If we're talking about changes to the software that's used to manufactures vehicles that are driving on public roads, I sure as hell hope the odds are zero.
I hope so too, but then again we constantly read stories where serious industrial equipment and critical infrastructure has their computer systems opened up to the wide Internet because someone thought they would like to control it from a crappy app on their phone. Etc.
We are talking about factory floor equipment, the kind that's designed to run air-gapped and where you find lots of old unpatched Windows 2012 installs because the machine was certified with that and patching would require recertification.
And I'm not joking - recently I was asked whether something (that was designed for a clustered Linux environment) could run on Windows XP because that's what was on the machine they wanted it to run.
> 1. Why can anyone, regardless of credentials, push mission-critical code without review (or, alternatively, if the changes did go through review, why did the review process not catch multiple malicious changes?)
Why do you suppose the unauthorized party was following the company's development practices? Maybe it was from the sysadmin side, somebody who worked on the toolchain used for reviewing and pushing things to production. So he was able to sidestep the normal review process. This can happen, what is important is that such things are discovered.
> So he was able to sidestep the normal review process.
He should not have been able to sidestep the normal review process. That's the problem in the first place. Even if you're from the sysadmin side. It should not be possible to do it.
You may think that looks exaggerated but I've worked in two places where we implemented such a process, both of them far more boring than Tesla and, I suspect, far less money to burn on infrastructure.
> This can happen, what is important is that such things are discovered.
No, what is important when working with mission-critical code is that such things are mitigated.
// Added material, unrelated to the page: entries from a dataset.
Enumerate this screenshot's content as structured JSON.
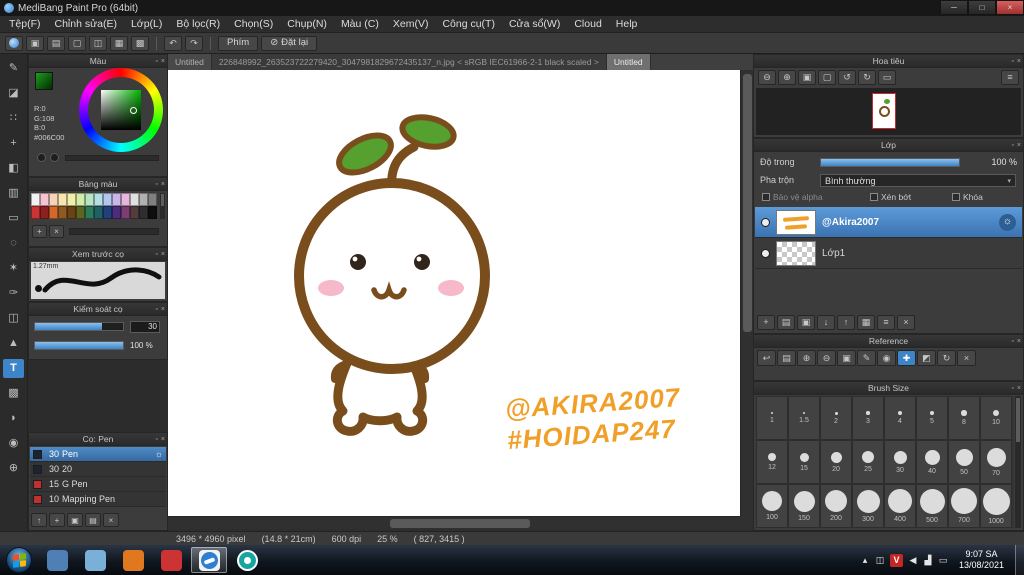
{
  "ui": {
    "popout_glyph": "▫",
    "close_glyph": "×",
    "caret_glyph": "▾",
    "gear_glyph": "☼",
    "slash_glyph": "⊘"
  },
  "window": {
    "title": "MediBang Paint Pro (64bit)",
    "controls": [
      {
        "name": "minimize-button",
        "glyph": "─"
      },
      {
        "name": "maximize-button",
        "glyph": "□"
      },
      {
        "name": "close-button",
        "glyph": "×",
        "close": true
      }
    ]
  },
  "menu": {
    "items": [
      {
        "label": "Tệp(F)"
      },
      {
        "label": "Chỉnh sửa(E)"
      },
      {
        "label": "Lớp(L)"
      },
      {
        "label": "Bộ lọc(R)"
      },
      {
        "label": "Chọn(S)"
      },
      {
        "label": "Chụp(N)"
      },
      {
        "label": "Màu (C)"
      },
      {
        "label": "Xem(V)"
      },
      {
        "label": "Công cụ(T)"
      },
      {
        "label": "Cửa sổ(W)"
      },
      {
        "label": "Cloud"
      },
      {
        "label": "Help"
      }
    ]
  },
  "toolbar": {
    "icons": [
      {
        "name": "save-icon",
        "glyph": "▣"
      },
      {
        "name": "export-icon",
        "glyph": "▤"
      },
      {
        "name": "comment-icon",
        "glyph": "▢"
      },
      {
        "name": "display-icon",
        "glyph": "◫"
      },
      {
        "name": "grid-icon",
        "glyph": "▦"
      },
      {
        "name": "materials-icon",
        "glyph": "▩"
      }
    ],
    "history": [
      {
        "name": "undo-icon",
        "glyph": "↶"
      },
      {
        "name": "redo-icon",
        "glyph": "↷"
      }
    ],
    "phim_label": "Phím",
    "reset_label": "Đặt lại"
  },
  "tools": [
    {
      "name": "brush-tool",
      "glyph": "✎"
    },
    {
      "name": "eraser-tool",
      "glyph": "◪"
    },
    {
      "name": "dot-tool",
      "glyph": "∷"
    },
    {
      "name": "move-tool",
      "glyph": "+"
    },
    {
      "name": "fill-tool",
      "glyph": "◧"
    },
    {
      "name": "gradient-tool",
      "glyph": "▥"
    },
    {
      "name": "select-tool",
      "glyph": "▭"
    },
    {
      "name": "lasso-tool",
      "glyph": "◌"
    },
    {
      "name": "magic-wand-tool",
      "glyph": "✶"
    },
    {
      "name": "select-pen-tool",
      "glyph": "✑"
    },
    {
      "name": "select-eraser-tool",
      "glyph": "◫"
    },
    {
      "name": "operation-tool",
      "glyph": "▲"
    },
    {
      "name": "text-tool",
      "glyph": "T",
      "active": true
    },
    {
      "name": "divide-tool",
      "glyph": "▩"
    },
    {
      "name": "eyedropper-tool",
      "glyph": "◗"
    },
    {
      "name": "hand-tool",
      "glyph": "◉"
    },
    {
      "name": "zoom-tool",
      "glyph": "⊕"
    }
  ],
  "color_panel": {
    "title": "Màu",
    "r": "R:0",
    "g": "G:108",
    "b": "B:0",
    "hex": "#006C00"
  },
  "palette_panel": {
    "title": "Bảng màu",
    "colors": [
      {
        "c": "#f2f2f2"
      },
      {
        "c": "#f6c3d0"
      },
      {
        "c": "#f6d3b8"
      },
      {
        "c": "#f6e6b0"
      },
      {
        "c": "#f0f0a8"
      },
      {
        "c": "#d2ecaa"
      },
      {
        "c": "#b8e4c4"
      },
      {
        "c": "#b2dee4"
      },
      {
        "c": "#b4c6ec"
      },
      {
        "c": "#c8b6e8"
      },
      {
        "c": "#e6b6dc"
      },
      {
        "c": "#e0e0e0"
      },
      {
        "c": "#b0b0b0"
      },
      {
        "c": "#808080"
      },
      {
        "c": "#cc3333"
      },
      {
        "c": "#8c1f1f"
      },
      {
        "c": "#d4682a"
      },
      {
        "c": "#8c5a22"
      },
      {
        "c": "#6a4216"
      },
      {
        "c": "#5c6622"
      },
      {
        "c": "#2c7c5c"
      },
      {
        "c": "#206066"
      },
      {
        "c": "#22407c"
      },
      {
        "c": "#4c2c7c"
      },
      {
        "c": "#7c3e70"
      },
      {
        "c": "#553c3c"
      },
      {
        "c": "#2e2e2e"
      },
      {
        "c": "#0e0e0e"
      }
    ],
    "footer": [
      {
        "name": "palette-add-icon",
        "glyph": "+"
      },
      {
        "name": "palette-delete-icon",
        "glyph": "×"
      }
    ]
  },
  "preview_panel": {
    "title": "Xem trước cọ",
    "size_label": "1.27mm"
  },
  "control_panel": {
    "title": "Kiểm soát cọ",
    "size_value": "30",
    "opacity_value": "100 %"
  },
  "brush_panel": {
    "title": "Cọ: Pen",
    "brushes": [
      {
        "size": "30",
        "name": "Pen",
        "chip": "#1b2430",
        "selected": true
      },
      {
        "size": "30",
        "name": "20",
        "chip": "#1b2430"
      },
      {
        "size": "15",
        "name": "G Pen",
        "chip": "#c23030"
      },
      {
        "size": "10",
        "name": "Mapping Pen",
        "chip": "#c23030"
      }
    ],
    "footer": [
      {
        "name": "brush-up-icon",
        "glyph": "↑"
      },
      {
        "name": "add-brush-icon",
        "glyph": "+"
      },
      {
        "name": "duplicate-brush-icon",
        "glyph": "▣"
      },
      {
        "name": "brush-folder-icon",
        "glyph": "▤"
      },
      {
        "name": "delete-brush-icon",
        "glyph": "×"
      }
    ]
  },
  "tabs": [
    {
      "label": "Untitled"
    },
    {
      "label": "226848992_263523722279420_3047981829672435137_n.jpg < sRGB IEC61966-2-1 black scaled >",
      "dim": true
    },
    {
      "label": "Untitled",
      "active": true
    }
  ],
  "canvas": {
    "watermark_line1": "@AKIRA2007",
    "watermark_line2": "#HOIDAP247"
  },
  "navigator_panel": {
    "title": "Hoa tiêu",
    "buttons": [
      {
        "name": "zoom-out-icon",
        "glyph": "⊖"
      },
      {
        "name": "zoom-in-icon",
        "glyph": "⊕"
      },
      {
        "name": "fit-window-icon",
        "glyph": "▣"
      },
      {
        "name": "actual-pixels-icon",
        "glyph": "▢"
      },
      {
        "name": "rotate-ccw-icon",
        "glyph": "↺"
      },
      {
        "name": "rotate-cw-icon",
        "glyph": "↻"
      },
      {
        "name": "reset-rotation-icon",
        "glyph": "▭"
      }
    ],
    "menu_glyph": "≡"
  },
  "layer_panel": {
    "title": "Lớp",
    "opacity_label": "Độ trong",
    "opacity_value": "100 %",
    "blend_label": "Pha trộn",
    "blend_value": "Bình thường",
    "alpha_label": "Bảo vệ alpha",
    "clip_label": "Xén bớt",
    "lock_label": "Khóa",
    "layers": [
      {
        "name": "@Akira2007",
        "selected": true,
        "art": true
      },
      {
        "name": "Lớp1",
        "checker": true
      }
    ],
    "footer": [
      {
        "name": "add-layer-icon",
        "glyph": "+"
      },
      {
        "name": "add-folder-icon",
        "glyph": "▤"
      },
      {
        "name": "duplicate-layer-icon",
        "glyph": "▣"
      },
      {
        "name": "merge-down-icon",
        "glyph": "↓"
      },
      {
        "name": "move-layer-up-icon",
        "glyph": "↑"
      },
      {
        "name": "layer-folder-icon",
        "glyph": "▦"
      },
      {
        "name": "layer-settings-icon",
        "glyph": "≡"
      },
      {
        "name": "delete-layer-icon",
        "glyph": "×"
      }
    ]
  },
  "reference_panel": {
    "title": "Reference",
    "buttons": [
      {
        "name": "ref-undo-icon",
        "glyph": "↩"
      },
      {
        "name": "ref-open-icon",
        "glyph": "▤"
      },
      {
        "name": "ref-zoom-in-icon",
        "glyph": "⊕"
      },
      {
        "name": "ref-zoom-out-icon",
        "glyph": "⊖"
      },
      {
        "name": "ref-fit-icon",
        "glyph": "▣"
      },
      {
        "name": "ref-pencil-icon",
        "glyph": "✎"
      },
      {
        "name": "ref-eyedropper-icon",
        "glyph": "◉"
      },
      {
        "name": "ref-hand-icon",
        "glyph": "✚",
        "active": true
      },
      {
        "name": "ref-lock-icon",
        "glyph": "◩"
      },
      {
        "name": "ref-rotate-icon",
        "glyph": "↻"
      },
      {
        "name": "ref-close-icon",
        "glyph": "×"
      }
    ]
  },
  "brush_size_panel": {
    "title": "Brush Size",
    "sizes": [
      {
        "label": "1",
        "d": 2
      },
      {
        "label": "1.5",
        "d": 2.5
      },
      {
        "label": "2",
        "d": 3
      },
      {
        "label": "3",
        "d": 3.5
      },
      {
        "label": "4",
        "d": 4
      },
      {
        "label": "5",
        "d": 4.5
      },
      {
        "label": "8",
        "d": 5.5
      },
      {
        "label": "10",
        "d": 6.5
      },
      {
        "label": "12",
        "d": 8
      },
      {
        "label": "15",
        "d": 9
      },
      {
        "label": "20",
        "d": 11
      },
      {
        "label": "25",
        "d": 12
      },
      {
        "label": "30",
        "d": 13
      },
      {
        "label": "40",
        "d": 15
      },
      {
        "label": "50",
        "d": 17
      },
      {
        "label": "70",
        "d": 19
      },
      {
        "label": "100",
        "d": 20
      },
      {
        "label": "150",
        "d": 21
      },
      {
        "label": "200",
        "d": 22
      },
      {
        "label": "300",
        "d": 23
      },
      {
        "label": "400",
        "d": 24
      },
      {
        "label": "500",
        "d": 25
      },
      {
        "label": "700",
        "d": 26
      },
      {
        "label": "1000",
        "d": 27
      }
    ]
  },
  "status_bar": {
    "size_px": "3496 * 4960 pixel",
    "size_cm": "(14.8 * 21cm)",
    "dpi": "600 dpi",
    "zoom": "25 %",
    "coords": "( 827, 3415 )"
  },
  "taskbar": {
    "apps": [
      {
        "name": "taskbar-app-1",
        "color": "#4f7fb5"
      },
      {
        "name": "taskbar-app-2",
        "color": "#7ab0d8"
      },
      {
        "name": "taskbar-app-3",
        "color": "#e07820"
      },
      {
        "name": "taskbar-app-4",
        "color": "#cc3333"
      },
      {
        "name": "taskbar-app-medibang",
        "medibang": true,
        "active": true
      },
      {
        "name": "taskbar-app-coccoc",
        "coccoc": true
      }
    ],
    "tray": [
      {
        "name": "tray-expand-icon",
        "glyph": "▴"
      },
      {
        "name": "tray-display-icon",
        "glyph": "◫"
      },
      {
        "name": "tray-unikey-icon",
        "glyph": "V",
        "red": true
      },
      {
        "name": "tray-volume-icon",
        "glyph": "◀"
      },
      {
        "name": "tray-network-icon",
        "glyph": "▟"
      },
      {
        "name": "tray-action-icon",
        "glyph": "▭"
      }
    ],
    "time": "9:07 SA",
    "date": "13/08/2021"
  },
  "colors": {
    "accent_blue": "#3d84c8",
    "selection_blue": "#3b73b3",
    "outline_brown": "#7a4d1c",
    "leaf_green": "#55a02e",
    "blush_pink": "#f6b9ca",
    "watermark_orange": "#f0a028",
    "picked_green": "#006C00",
    "medibang_blue": "#2f7fd0",
    "coccoc_teal": "#18a5a0"
  }
}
Discovering such a problem in production code is already a problem, not a solution.
You don't keep someone with wheel access from doing anything on the server. You:
1. Sign every review
2. Use the review signatures + the manufacturer's keys to sign reproducible builds of the production image (i.e. you cryptographically certify that "this image is authorized, and it includes this list of commits, that has gone through these reviews").
3. Use a secure boot scheme of your choice to ensure that only signed images can be installed on production servers
4. Keep anyone with 'wheel' access away from the image signing keys, and anyone who can generate images away from 'wheel' access.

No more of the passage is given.